Shadowstalker16: That is because the medium they sell is visual and or auditory in nature. Games are interactive and with open ended levels. In a pirated copy of a TV show or music track, you can get the experience you get with the original. But games on youtube aren't like that. You can't get the experience you would've got from the game if you watch a playthrough of it on youtube.
Elmofongo: I call that into question. Because you imply every game yields a different playthrough. Well let me tell you. I have played many kinds of games in my lifetime and I came to the conclusion that no most games still yield the same playthrough. I have played games like Resident Evil 4 for so long that everytime I play it its the exact same playthrough. A Call of Duty campaign the same playthrough. A point and click adventure, depending on the kind it can result in the same playthrough.
I also call into question that people says Let's plays are free advertisments that makes people want to purchase the game if they like it enough. You imply that no one watches a let's play so that they don't need to buy a game? Thats to good to be true I am certian people these days only just watch let's plays and not bother buying games at all.
Elmofongo: Whatt I said.
You can "call it into question" all you like, but ask any big Youtuber like Totalbiscuit, Angryjoe, or Markiplier just how many people have sent them messages in the past saying that they've bought a game because of their videos. Developers have even gone on record to personally thank Pewdiepie for a huge influx of sales on their games after he's done a video involving them. The evidence is all out there. If you watched the podcast that I linked to earlier in this thread, then even the small-time Youtubers with few subscribers that just barely make a living are flooded with messages from viewers asking "What game is this? I want to play it." So, in order for your argument to work, then they'd all have to be liars.

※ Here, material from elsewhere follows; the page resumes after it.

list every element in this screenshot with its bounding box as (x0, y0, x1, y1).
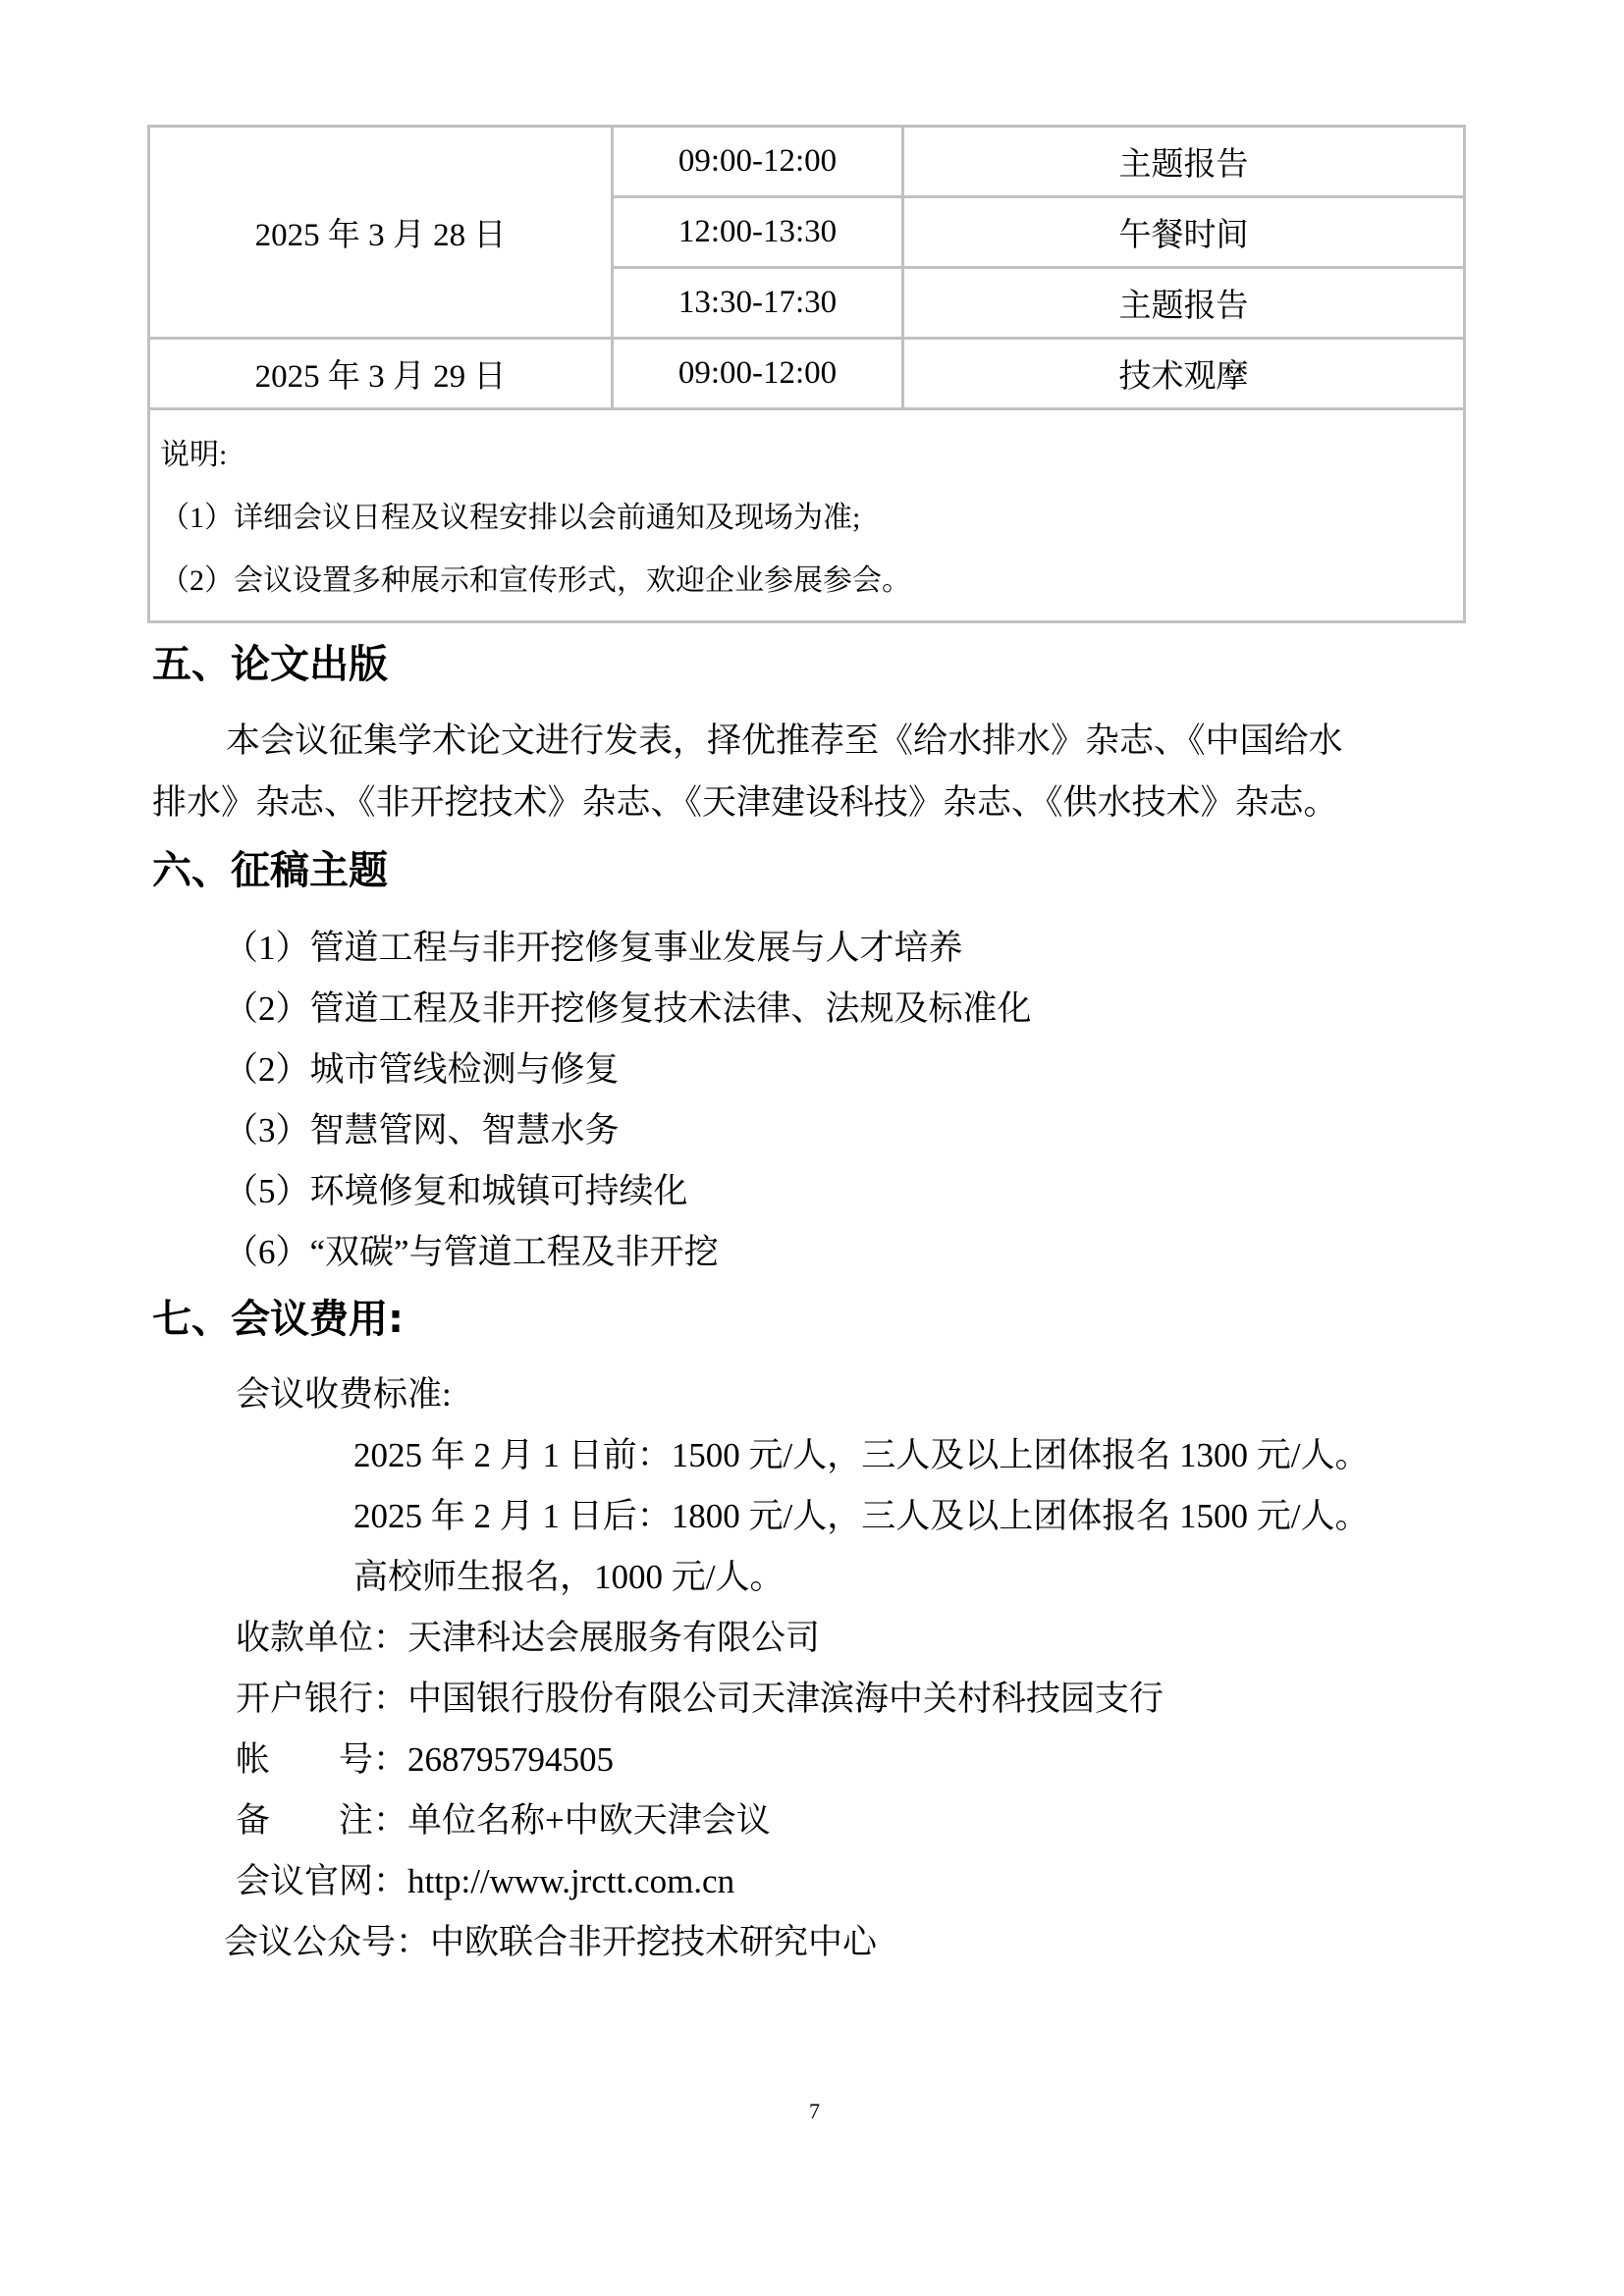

Personally, I don't need the play-through of a game to be different than what someone else has played, because I don't care about story in a game at all; gameplay is king, and I'll suffer through horrible story and voice-acting if the game is fun. The only games where you get the entire experience by watching them in video are point-and-click adventure games and games with very little interactivity, like The Stanley Parable. How many point-and-click adventure games has Nintendo made? Also, here's a spoiler for you: In the next main Mario game, Princess Peach is Kidnapped by Bowser, and Mario has to rescue her (probably.) Have you gotten the whole experience of the game now that you know the story? If not, then that means there must be something more to games than just the story, unlike a book or a movie where if someone spoiled what happens, then that's all there is to it; because with other mediums you are nothing but an observer, but with video games there is a level of interactivity unseen in other mediums; an element of doing, rather than just seeing. Rather, you see something
because you do it, and that's what separates the two. To finalize the perspective, I personally don't enjoy movies or books anywhere near as much as games, because it's that level of interactivity that separates the mediums that makes gaming appealing to me, so of course I need to buy the game in order to get the interactive experience that I desire, even if I do watch a video of it.
I bought more than half of my collection of games only after getting to see a video on Youtube of how it plays. I never buy a single game anymore without watching video footage of it on Youtube first, because I've gotten burned by advertising and I only trust my own first impressions from watching the game with all of the bugs, glitches, and un-fun parts intact, now.
I can think of quite a few games that I would never have touched had I not seen someone else playing them and realized how much fun they looked. Watch
http://youtu.be/ToUt1X3JbmQ?t=1m10s from the point that I started it at to the end of the player's turn. I bought that game after initially writing it off because I watched those guys play all of the different games and modes, and it looked like a blast with friends. Can you honestly say that your experience would be no different with friends? Can you say that you couldn't enjoy the game anymore if you purchased it after watching that? Even if you don't like that particular game from the video, then the same thing is still applicable to many other games out there.
You might want to actually ask people who watch gameplay videos and let's plays about their purchasing habits and their experiences before claiming that you're "certain" of whether or not they buy the games that they watch.